6. Esta medida é concedida a reclusos cujas condenações tenham transitado em julgado em data anterior à da entrada em vigor (11.04.2020) da presente lei e sob a condição resolutiva de o beneficiário não praticar infração dolosa no ano subsequente, caso em que à pena aplicada à infração superveniente acresce a pena perdoada.

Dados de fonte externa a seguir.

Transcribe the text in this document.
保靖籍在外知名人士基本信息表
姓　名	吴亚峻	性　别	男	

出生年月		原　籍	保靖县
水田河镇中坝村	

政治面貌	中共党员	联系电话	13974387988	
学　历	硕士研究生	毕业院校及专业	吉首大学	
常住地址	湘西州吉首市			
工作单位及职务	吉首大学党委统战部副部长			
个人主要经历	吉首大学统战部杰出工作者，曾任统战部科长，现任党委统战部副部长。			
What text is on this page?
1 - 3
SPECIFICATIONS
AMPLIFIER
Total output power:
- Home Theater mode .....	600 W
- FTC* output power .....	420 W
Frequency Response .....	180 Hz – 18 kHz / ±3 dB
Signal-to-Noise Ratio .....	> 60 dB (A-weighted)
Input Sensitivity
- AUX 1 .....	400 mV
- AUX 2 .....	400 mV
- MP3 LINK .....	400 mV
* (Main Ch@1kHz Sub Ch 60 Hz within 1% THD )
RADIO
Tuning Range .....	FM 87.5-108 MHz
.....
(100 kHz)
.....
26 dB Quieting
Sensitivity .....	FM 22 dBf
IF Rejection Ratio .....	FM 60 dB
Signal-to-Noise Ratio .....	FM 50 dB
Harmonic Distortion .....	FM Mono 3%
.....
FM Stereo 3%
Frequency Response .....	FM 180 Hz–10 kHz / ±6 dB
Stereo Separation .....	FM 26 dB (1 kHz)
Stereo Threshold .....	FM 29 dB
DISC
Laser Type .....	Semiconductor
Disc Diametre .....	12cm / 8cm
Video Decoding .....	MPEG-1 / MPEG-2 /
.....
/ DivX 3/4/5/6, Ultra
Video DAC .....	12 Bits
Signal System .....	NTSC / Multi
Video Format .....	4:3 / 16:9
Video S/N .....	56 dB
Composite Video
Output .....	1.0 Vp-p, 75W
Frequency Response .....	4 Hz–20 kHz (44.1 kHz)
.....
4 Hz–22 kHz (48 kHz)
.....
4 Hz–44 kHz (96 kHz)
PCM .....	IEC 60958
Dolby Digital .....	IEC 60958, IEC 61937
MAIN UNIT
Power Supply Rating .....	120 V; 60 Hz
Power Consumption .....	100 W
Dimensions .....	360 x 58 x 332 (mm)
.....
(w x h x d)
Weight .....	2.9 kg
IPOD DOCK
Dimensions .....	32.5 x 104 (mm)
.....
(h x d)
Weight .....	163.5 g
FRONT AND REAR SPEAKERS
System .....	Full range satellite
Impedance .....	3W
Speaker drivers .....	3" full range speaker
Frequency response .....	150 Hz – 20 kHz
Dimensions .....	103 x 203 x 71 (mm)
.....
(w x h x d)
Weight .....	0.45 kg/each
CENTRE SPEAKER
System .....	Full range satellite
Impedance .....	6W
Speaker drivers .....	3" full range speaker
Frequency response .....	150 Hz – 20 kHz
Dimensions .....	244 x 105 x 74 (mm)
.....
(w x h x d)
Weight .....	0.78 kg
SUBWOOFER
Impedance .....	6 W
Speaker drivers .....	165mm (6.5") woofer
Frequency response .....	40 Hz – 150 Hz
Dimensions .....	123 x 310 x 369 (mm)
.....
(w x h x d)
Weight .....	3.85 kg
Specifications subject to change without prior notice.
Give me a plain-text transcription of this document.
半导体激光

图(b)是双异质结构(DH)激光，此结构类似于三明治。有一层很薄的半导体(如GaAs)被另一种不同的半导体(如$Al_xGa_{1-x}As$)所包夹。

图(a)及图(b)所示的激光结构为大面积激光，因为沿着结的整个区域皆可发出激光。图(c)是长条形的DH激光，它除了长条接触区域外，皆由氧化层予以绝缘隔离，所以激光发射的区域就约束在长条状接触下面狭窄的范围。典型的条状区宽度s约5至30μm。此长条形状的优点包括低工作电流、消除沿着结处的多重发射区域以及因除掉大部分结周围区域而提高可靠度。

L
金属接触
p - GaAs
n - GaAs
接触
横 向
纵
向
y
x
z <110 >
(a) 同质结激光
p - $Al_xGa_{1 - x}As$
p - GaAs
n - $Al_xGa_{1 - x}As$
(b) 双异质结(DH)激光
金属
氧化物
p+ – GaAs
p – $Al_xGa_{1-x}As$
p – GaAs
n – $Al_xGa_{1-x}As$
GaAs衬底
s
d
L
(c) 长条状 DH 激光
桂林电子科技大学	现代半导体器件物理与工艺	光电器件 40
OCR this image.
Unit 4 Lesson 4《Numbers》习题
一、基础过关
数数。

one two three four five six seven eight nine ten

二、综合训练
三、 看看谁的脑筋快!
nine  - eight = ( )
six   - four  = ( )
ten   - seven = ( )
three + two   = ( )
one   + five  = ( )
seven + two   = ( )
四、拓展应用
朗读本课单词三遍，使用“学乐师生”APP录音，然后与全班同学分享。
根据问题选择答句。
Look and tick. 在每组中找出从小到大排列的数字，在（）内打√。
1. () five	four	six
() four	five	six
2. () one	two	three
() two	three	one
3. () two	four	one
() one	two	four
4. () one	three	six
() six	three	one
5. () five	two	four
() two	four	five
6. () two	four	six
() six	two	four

Quanto ao indulto excecional, o artigo 3º prevê, nomeadamente que: 

    1. O membro do Governo responsável pela área da justiça pode propor ao Presidente da República o indulto, total ou parcial, da pena de prisão aplicada a recluso que tenha 65 ou mais anos de idade à data da entrada em vigor (11.04.2020) da presente lei e seja portador de doença, física ou psíquica, ou de um grau de autonomia incompatível com a normal permanência em meio prisional, no contexto desta pandemia;
    2. O diretor do estabelecimento prisional a que está afeto o recluso condenado, obtido o consentimento deste, remete, em 48 horas, ao diretor-geral de Reinserção e Serviços Prisionais, proposta de indulto excecional acompanhada dos seguintes elementos:
    3. Informação médica sobre o estado de saúde, física ou psíquica, do recluso e o seu grau de autonomia e a sua incompatibilidade com a normal manutenção em meio prisional;
      b) Informações constantes do processo individual do recluso;
      c) Registo criminal atualizado do condenado;
      d) Cômputo da pena, homologado pela autoridade judiciária competente.
    4. Tal como no perdão parcial das penas, não podem beneficiar do indulto excecional, os reclusos condenados pela prática dos crimes referidos supra nas várias alíneas do nosso número 5 (quanto ao perdão);
    5. Os pedidos de indulto podem ser apresentados pelos interessados no prazo de 3 dias úteis contados da entrada em vigor da presente lei (até 15.04.2020), devendo ser subsequentemente instruídos em 5 dias úteis.

Por fim, o artigo 4º consagra, quanto à licença de saída administrativa extraordinária, nomeadamente, que:

    1. Pode ser concedido ao recluso condenado, mediante o seu consentimento, licença de saída pelo período de 45 dias, desde que cumulativamente se verifiquem os seguintes requisitos:
      a) O preenchimento dos pressupostos e critérios gerais de concessão da licença de saída previstos no artigo 78.º do Código da Execução das Penas e Medidas Privativas da Liberdade;
      b) O gozo prévio de pelo menos uma licença de saída jurisdicional ao recluso que cumpre pena em regime aberto ou o gozo prévio de duas saídas jurisdicionais ao recluso que cumpre pena em regime comum;
      c) A inexistência de qualquer situação de evasão, ausência ilegítima ou revogação da liberdade condicional nos 12 meses antecedentes.
    2. Recaem sobre o condenado os deveres de permanecer na habitação e de aceitar a vigilância dos serviços de reinserção social e dos elementos dos órgãos de polícia criminal territorialmente competentes, cumprindo as suas orientações e respondendo aos contactos periódicos que com ele vierem a estabelecer, nomeadamente por via telefónica;
    3. A licença de saída pode ser renovada, mais do que uma vez e por períodos de até 45 dias, em função da conduta assumida pelo recluso e do contexto sanitário decorrente da doença COVID -19;
    4. Durante a vigência da licença de saída, o recluso que cumpre pena em regime aberto pode ser autorizado a manter a atividade laboral que desenvolvia fora do estabelecimento prisional;
    5. Para efeito de adaptação à liberdade condicional, verificado o gozo, com êxito, de licença de saída administrativa concedida, a colocação em liberdade condicional pode ser antecipada pelo tribunal de execução das penas, por um período máximo de seis meses.